Thursday, November 8, 2007

Of Finches and Broad-wingeds

[Female Purple Finch on the feeder at the Northwood Center. Note the dark cheek and light eyebrow, creating a more strongly contrasting face pattern than House Finch, as well as the heavy bill and notched tail. Photo by Amy Gaberlein.]

My birding since Monday has been confined to the trek from house to car, car to office, and back again- a familar plight for many birders, I'm sure.

But since we're never not birding, and since it's building into a finchy fall, keep a weather eye and ear on the sky. At CMBO's Center for Research and Education in Goshen, and at my home along the bayshore, Purple Finches have been almost constant - their distinctive, metallic "tic" is a good sound to learn. Yesterday morning a Pine Siskin flew over the center with some goldfinches, another important flight call to remember: a shrill, rising "shhhinG" or "jiiinG!"

At Cape May Point yesterday, Amy Gaberlein reports: "Finches everywhere Wednesday at the Northwood Center's feeders! Goldfinches landing on goldfinches... Also, purple finches (at least 2) and a pine siskin gave us great views as they gorged on black oil sunflower seeds just outside the window."

[East Creek Pond, along Route 47 - colors are still peak here in South Jersey. Photo by Amy Gaberlein.]

I also note that Chris Brown recorded 3 Broad-winged Hawks and a Golden Eagle from the Hawk Watch on Wednesday. Not a usual combination in most places, since Broad-wingeds are long gone from most hawk watches in the region. Cape May acts a bit like a miniature Florida, trapping, at least for a bit, Broad-wingeds that otherwise should be well on their way to South America. Of course, a few Broad-wingeds winter in southern Florida - this hasn't happened in Cape May yet, but with climate change, who knows?
I was going to post the link to Ron Pittaway's annual finch forecast, from the Ontario Field Ornithologists web page, but the link I had seems not to be working. Instead, below are a few selected species from his report. Wouldn't it be wonderful if Evening Grosbeaks re-appeared after their long near-complete absence in the mid-Atlantic!

Pine Grosbeak: This grosbeak will irrupt south of the breeding range because crops on native mountain-ashes (rowan berries) are generally poor in northeastern Ontario and across the boreal forest. However, crops are good in northwestern Ontario west of Lake Superior. Pine Grosbeaks should wander south to Lake Ontario and perhaps farther in search of crabapples and planted European mountain-ash berries, which have average crops in southern Ontario. Watch for them at feeders where they prefer sunflower seeds. After irruptions, Pine Grosbeaks return north earlier than other northern finches. Most are gone by late March. Buds form a larger part of their winter diet when mountain-ash crops are poor.

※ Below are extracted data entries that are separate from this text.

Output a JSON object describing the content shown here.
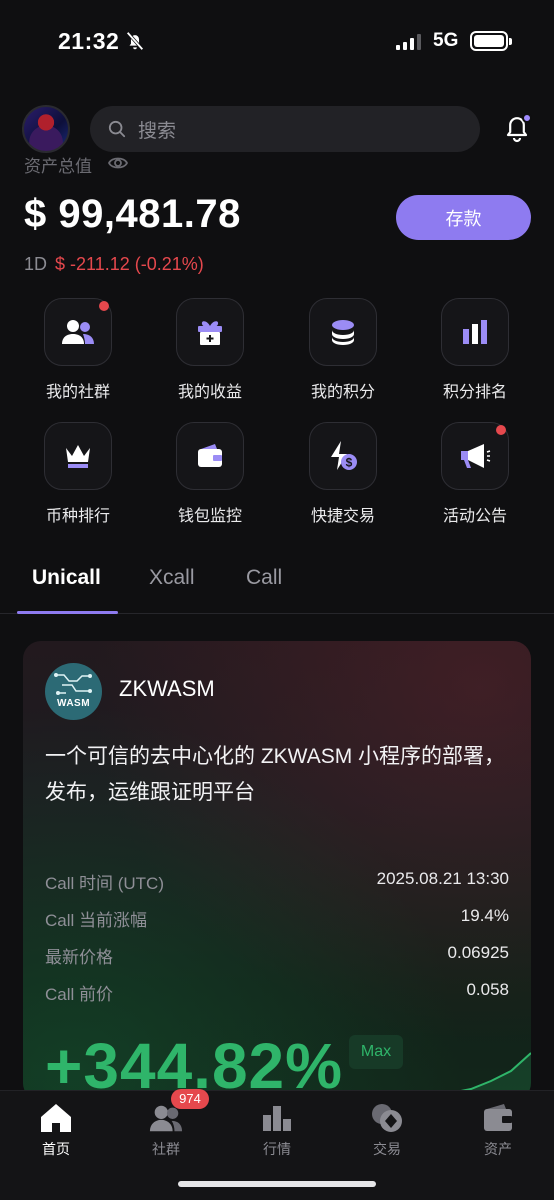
{
  "status_bar": {
    "time": "21:32",
    "network": "5G"
  },
  "header": {
    "search_placeholder": "搜索"
  },
  "assets": {
    "label": "资产总值",
    "balance": "$ 99,481.78",
    "period": "1D",
    "change": "$ -211.12 (-0.21%)",
    "deposit_label": "存款"
  },
  "grid": [
    {
      "label": "我的社群",
      "icon": "community-icon",
      "dot": true
    },
    {
      "label": "我的收益",
      "icon": "gift-icon",
      "dot": false
    },
    {
      "label": "我的积分",
      "icon": "coins-stack-icon",
      "dot": false
    },
    {
      "label": "积分排名",
      "icon": "bar-chart-icon",
      "dot": false
    },
    {
      "label": "币种排行",
      "icon": "crown-icon",
      "dot": false
    },
    {
      "label": "钱包监控",
      "icon": "wallet-icon",
      "dot": false
    },
    {
      "label": "快捷交易",
      "icon": "lightning-dollar-icon",
      "dot": false
    },
    {
      "label": "活动公告",
      "icon": "megaphone-icon",
      "dot": true
    }
  ],
  "tabs": [
    "Unicall",
    "Xcall",
    "Call"
  ],
  "card": {
    "logo_text": "WASM",
    "name": "ZKWASM",
    "description": "一个可信的去中心化的 ZKWASM 小程序的部署，发布，运维跟证明平台",
    "rows": [
      {
        "k": "Call 时间 (UTC)",
        "v": "2025.08.21 13:30"
      },
      {
        "k": "Call 当前涨幅",
        "v": "19.4%"
      },
      {
        "k": "最新价格",
        "v": "0.06925"
      },
      {
        "k": "Call 前价",
        "v": "0.058"
      }
    ],
    "max_change": "+344.82%",
    "max_label": "Max"
  },
  "bottom_nav": {
    "items": [
      {
        "label": "首页",
        "icon": "home-icon"
      },
      {
        "label": "社群",
        "icon": "community-icon"
      },
      {
        "label": "行情",
        "icon": "market-icon"
      },
      {
        "label": "交易",
        "icon": "trade-icon"
      },
      {
        "label": "资产",
        "icon": "wallet-icon"
      }
    ],
    "community_badge": "974"
  },
  "colors": {
    "accent": "#8e7bf0",
    "down": "#e5484d",
    "up": "#2fb56a",
    "background": "#0f0f11"
  }
}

Purple Finch: Most Purple Finches will migrate out of Ontario this fall in response to the low seed crops. Currently, Purple Finches are migrating south through southern Ontario. Very few or none will stay behind at feeders in southern Ontario.

Common and Hoary Redpolls: There will be a big flight of redpolls into southern Ontario and bordering United States. Seed crops on white birch, yellow birch and alder are very poor in most of Ontario. Expect redpolls at bird feeders this winter. Far northwestern Ontario has a good white birch crop so redpolls may be common there.

Evening Grosbeak: This grosbeak will irrupt south of the boreal forest this fall because tree seed crops are generally very poor in northeastern Ontario and western Quebec. In recent weeks scattered birds have visited feeders in southern Ontario. Beginning in the early 1980s the Evening Grosbeak declined significantly as large outbreaks of spruce budworm subsided. The larvae and pupae are eaten by adults and fed to nestlings. Expect Evening Grosbeaks at bird feeders in southern Ontario and northern United States, but not in the large numbers seen during the 1970s.

Red-breasted Nuthatch: They have been moving south since mid-June presumably because of the poor cone crop in central Canada. Almost all Red-breasted Nuthatches will depart Ontario's boreal forest by late fall and left the province. Some will be at feeders in southern Ontario, but they will be very scarce in Algonquin Park. Algonquin Christmas Bird Counts (32 years) show a biennial (every two years) high and low pattern, with some exceptions.

Bohemian Waxwing: The poor crop of native mountain-ash (rowan berries) in much of northern Ontario will cause Bohemians Waxwings to wander south and east this winter. Watch for them eating buckthorn berries and crabapples in southern Ontario. The mountain-ash crop is better west of Lake Superior with a big crop around Kenora at Lake of the Woods.